普段遊んでる姿しか見ないのに、前見た時よりドラムのスティック捌きが上達してましたし、
夜は私の好きなアーティストについて、ムギ先輩に説明しながら夜通し語ってくれたんです。
律先輩の意外な姿が見れただけて、私、合宿に参加してよかったです!」
「そ、そうなんだ……」
複雑な表情で唯と澪が同時に呟く。
喜ぶべき事なんだと分かってはいるけれど、単純に喜んでいいものか迷っているのだろう。
私も自分の予想が完全に外れてしまって、少しだけ驚かされていた。
梓ちゃんの話を聞く限り、律は意外にもちゃんと部長の立場を果たしているらしい。
唯と澪が不在だし、ムギもしっかりして見えて抜けている所がある子だから、
自分がしっかりしないといけない、と律の部長としての決心がいい方向に働いたのだろう。
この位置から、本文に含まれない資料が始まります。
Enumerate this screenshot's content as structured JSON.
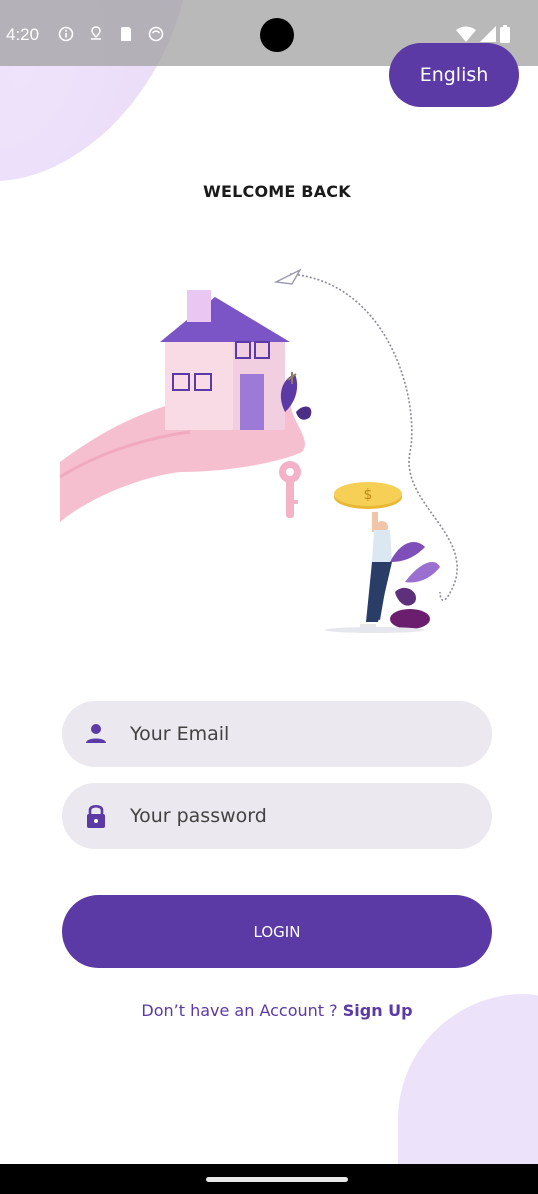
{
  "status_bar": {
    "time": "4:20",
    "left_icons": [
      "info-icon",
      "location-pin-icon",
      "sd-card-icon",
      "cloud-icon"
    ],
    "right_icons": [
      "wifi-icon",
      "signal-icon",
      "battery-icon"
    ]
  },
  "header": {
    "language_label": "English"
  },
  "main": {
    "title": "WELCOME BACK",
    "email_placeholder": "Your Email",
    "password_placeholder": "Your password",
    "login_label": "LOGIN",
    "signup_prompt": "Don’t have an Account ? ",
    "signup_link": "Sign Up"
  },
  "colors": {
    "primary": "#5b3aa6",
    "field_background": "#ebe8ef",
    "blob": "#ece2f9"
  }
}
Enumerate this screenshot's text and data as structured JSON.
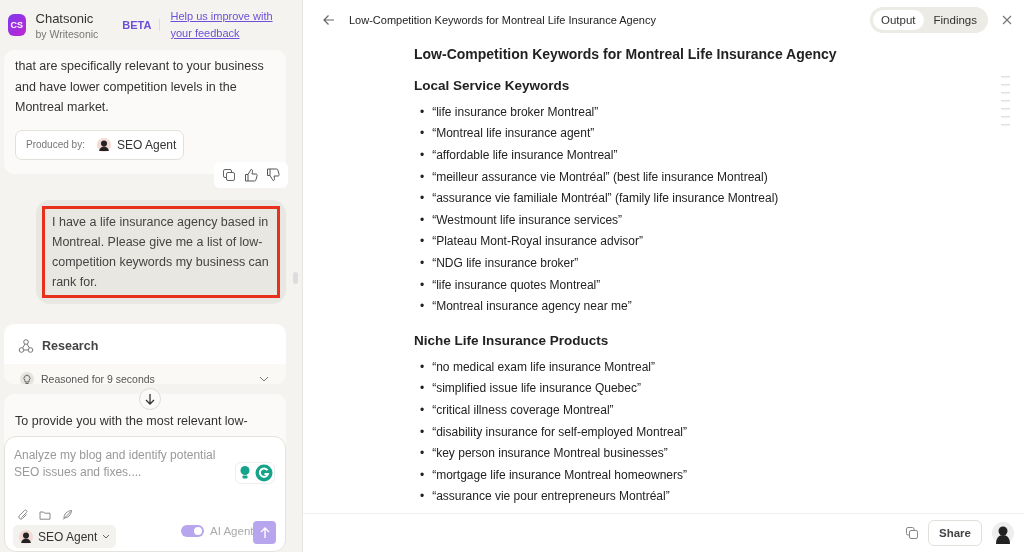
{
  "app": {
    "logo_text": "CS",
    "name": "Chatsonic",
    "byline": "by Writesonic",
    "badge": "BETA",
    "feedback_link": "Help us improve with your feedback"
  },
  "chat": {
    "assistant_text": "that are specifically relevant to your business and have lower competition levels in the Montreal market.",
    "produced_by_label": "Produced by:",
    "produced_by_agent": "SEO Agent",
    "user_message": "I have a life insurance agency based in Montreal. Please give me a list of low-competition keywords my business can rank for.",
    "user_message_highlighted": true,
    "research": {
      "title": "Research",
      "status": "Reasoned for 9 seconds",
      "expanded": false
    },
    "reply_start": "To provide you with the most relevant low-"
  },
  "composer": {
    "placeholder": "Analyze my blog and identify potential SEO issues and fixes....",
    "agent": "SEO Agent",
    "ai_agent": {
      "label": "AI Agent",
      "on": true
    }
  },
  "document": {
    "title": "Low-Competition Keywords for Montreal Life Insurance Agency",
    "tabs": [
      {
        "label": "Output",
        "selected": true
      },
      {
        "label": "Findings",
        "selected": false
      }
    ],
    "heading": "Low-Competition Keywords for Montreal Life Insurance Agency",
    "sections": [
      {
        "heading": "Local Service Keywords",
        "items": [
          "“life insurance broker Montreal”",
          "“Montreal life insurance agent”",
          "“affordable life insurance Montreal”",
          "“meilleur assurance vie Montréal” (best life insurance Montreal)",
          "“assurance vie familiale Montréal” (family life insurance Montreal)",
          "“Westmount life insurance services”",
          "“Plateau Mont-Royal insurance advisor”",
          "“NDG life insurance broker”",
          "“life insurance quotes Montreal”",
          "“Montreal insurance agency near me”"
        ]
      },
      {
        "heading": "Niche Life Insurance Products",
        "items": [
          "“no medical exam life insurance Montreal”",
          "“simplified issue life insurance Quebec”",
          "“critical illness coverage Montreal”",
          "“disability insurance for self-employed Montreal”",
          "“key person insurance Montreal businesses”",
          "“mortgage life insurance Montreal homeowners”",
          "“assurance vie pour entrepreneurs Montréal”"
        ]
      }
    ],
    "bullet": "•",
    "share": "Share"
  }
}
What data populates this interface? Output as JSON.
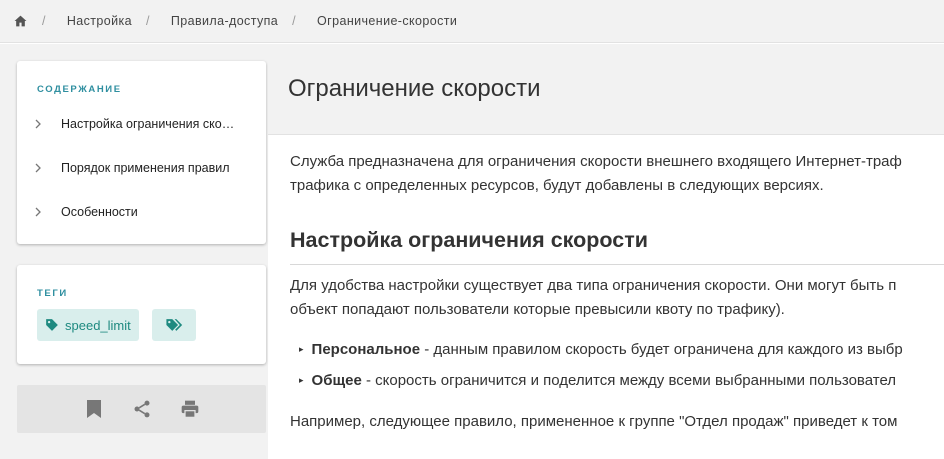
{
  "breadcrumb": {
    "home_icon": "home-icon",
    "items": [
      "Настройка",
      "Правила-доступа",
      "Ограничение-скорости"
    ],
    "separator": "/"
  },
  "toc": {
    "title": "СОДЕРЖАНИЕ",
    "items": [
      "Настройка ограничения скорости",
      "Порядок применения правил",
      "Особенности"
    ]
  },
  "tags": {
    "title": "ТЕГИ",
    "items": [
      {
        "label": "speed_limit",
        "icon": "tag-icon"
      }
    ],
    "more_icon": "tags-icon"
  },
  "actions": {
    "icons": [
      "bookmark-icon",
      "share-icon",
      "print-icon"
    ]
  },
  "page": {
    "title": "Ограничение скорости",
    "intro_line1": "Служба предназначена для ограничения скорости внешнего входящего Интернет-траф",
    "intro_line2": "трафика с определенных ресурсов, будут добавлены в следующих версиях.",
    "section_title": "Настройка ограничения скорости",
    "section_line1": "Для удобства настройки существует два типа ограничения скорости. Они могут быть п",
    "section_line2": "объект попадают пользователи которые превысили квоту по трафику).",
    "bullets": [
      {
        "bold": "Персональное",
        "text": " - данным правилом скорость будет ограничена для каждого из выбр"
      },
      {
        "bold": "Общее",
        "text": " - скорость ограничится и поделится между всеми выбранными пользовател"
      }
    ],
    "example_line": "Например, следующее правило, примененное к группе \"Отдел продаж\" приведет к том"
  },
  "colors": {
    "accent": "#2f8fa0",
    "tag_bg": "#d9eeec",
    "tag_text": "#1e8a80"
  }
}
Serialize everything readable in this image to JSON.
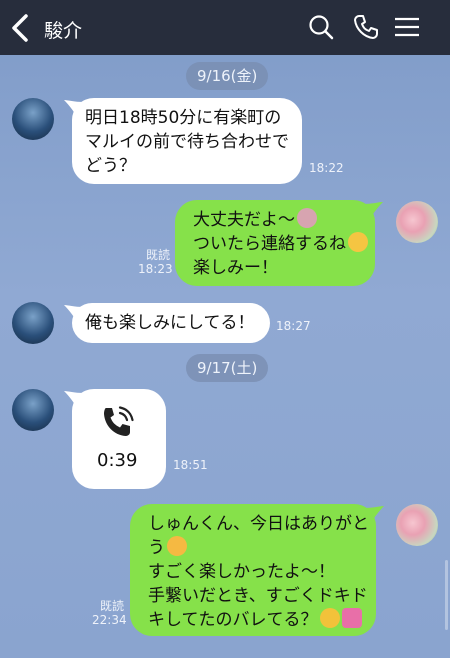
{
  "header": {
    "title": "駿介"
  },
  "dates": [
    "9/16(金)",
    "9/17(土)"
  ],
  "messages": [
    {
      "text1": "明日18時50分に有楽町の",
      "text2": "マルイの前で待ち合わせで",
      "text3": "どう？",
      "time": "18:22"
    },
    {
      "text1": "大丈夫だよ〜",
      "text2": "ついたら連絡するね",
      "text3": "楽しみー！",
      "time": "18:23",
      "read": "既読"
    },
    {
      "text1": "俺も楽しみにしてる！",
      "time": "18:27"
    },
    {
      "call_duration": "0:39",
      "time": "18:51"
    },
    {
      "text1": "しゅんくん、今日はありがと",
      "text2": "う",
      "text3": "すごく楽しかったよ〜！",
      "text4": "手繋いだとき、すごくドキド",
      "text5": "キしてたのバレてる？",
      "time": "22:34",
      "read": "既読"
    }
  ],
  "colors": {
    "header_bg": "#272d3c",
    "bubble_green": "#86e14a",
    "bubble_white": "#ffffff",
    "chat_bg": "#8aa4cf"
  },
  "icons": [
    "back-chevron",
    "search",
    "phone",
    "menu",
    "phone-call"
  ]
}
普段、律の遊んでる姿しか見ない梓ちゃんがそれを見て、かなりの好感を抱いたって事なんでしょうね。
それはとても素晴らしい事だ。
素晴らしい事なのだけれど……、この胸に湧き上がる不安感は何なのかしら?
不意に。
「きゃあっ!」
梓ちゃんの甲高い悲鳴が響いたかと思うと、
梓ちゃんとは別の調子のいい明るい声が聞こえて来た。
「唯達と電話してんのか?
私にも話させてくれよー、梓。
お、ハンズフリーのボタンはここか……。
よし、と。
やっほー、唯、澪、和ー。
ハワイで元気にしてるかー?
ハワイは羨ましいけど、いいもんねー!
ムギの別荘は豪邸だから、多分、おまえ達よりはいい生活出来てるもんねー!」
勿論、それは律の声だった。
さっきの梓ちゃん悲鳴からすると、梓ちゃんの手から携帯電話を奪い取ったという所らしい。
どうにも律らしいけれど、その後の梓ちゃんの反応が今までの梓ちゃんらしくなかった。
「もう……、律先輩ったらしょうがないですね……。
言ってくれれば電話くらい貸してあげますから、無理矢理奪い取らなくてもいいじゃないですか。
それにいきなりスカートをめくらないで下さいよ。
びっくりするじゃないですか」
「スカートめくり……っ?」
澪が驚愕の表情を浮かべて呟いていた。
澪にとってはそれほどまでに驚くべき事だったのだろう。
澪ほどではないけれど、私にとってもそれは驚くべき事だった。
梓ちゃんは生真面目なタイプの子で、
スカートめくりの様な悪ふざけには耐性が無く見えるし、実際にもそうなのだろう。
それなのに律には嫌がった素振りを見せていないし、その声色は優しくて逆に嬉しそうでもあった。
それはつまり……。
「えー、いいじゃんかよ、梓ー。
下には水着を着てるわけだし、裸だって昨日見せ合った仲だろ?
今更恥ずかしがる関係でもないじゃん」
「あはは、もう、誤解されるような事を言わないで下さいよー。
ムギ先輩と律先輩と私の三人でお風呂に入っただけじゃないですか。
そう言えば、律先輩ってあんな所にほくろがあったんですね。
意外な所にある可愛らしいほくろでしたね!」
「うっ……、それは内緒だって言ったじゃんかよー。
口が軽いぞ、梓ー!」
「律先輩がいきなり私のスカートをめくったお返しです!」
「だったら、私だって唯達に言っちゃうぞ!
おーい、唯、澪ー!
梓の奴だってなー、あーんな所やこーんな所にほくろが……!」
「そ……、それだけは内緒ですよ、律先輩……!」
律と梓ちゃんが電話の先で、
聞いているだけで恥ずかしくなるくらいのやり取りを始める。
部員同士が仲良くなるのはいい事だ。
お互いに気を許し合う事で到達出来る音楽もあるだろう。
ただ、これは何と言うか、急激に仲良くなり過ぎだった。
要因は色々と考えられる。
唯と澪の不在から必然的に生じる単純接触効果。
合宿と言う非日常により高揚する精神。
自分が梓ちゃんを支えなければと奮闘する律と、
普段見せない律のしっかりした姿にギャップを感じて惹かれる梓ちゃん。
そして、人を恋に燃え上がらせる夏の熱気。
二人が仲良くなる要因はいくらでもあったのだ。
何となく悪寒に背を震わせて澪に視線を向けてみると、
「私でも律にスカートをめくられた事なんてないのに……」と呟きながら呆然としていた。
これは後々が怖いわね……。
次に唯に視線を向けてみる。
唯の方は澪ほどではないけれど、悔しそうに肩を震わせて何事かを呟いていた。
よく耳を澄ませて唯のその小さな声を聞いてみると、
「あずにゃんの毛を私より先にチェックするなんて、りっちゃんずるいよ……」と呟いているみたいだった。
そうね……。あんたにとってはそれが一番の問題なのよね……。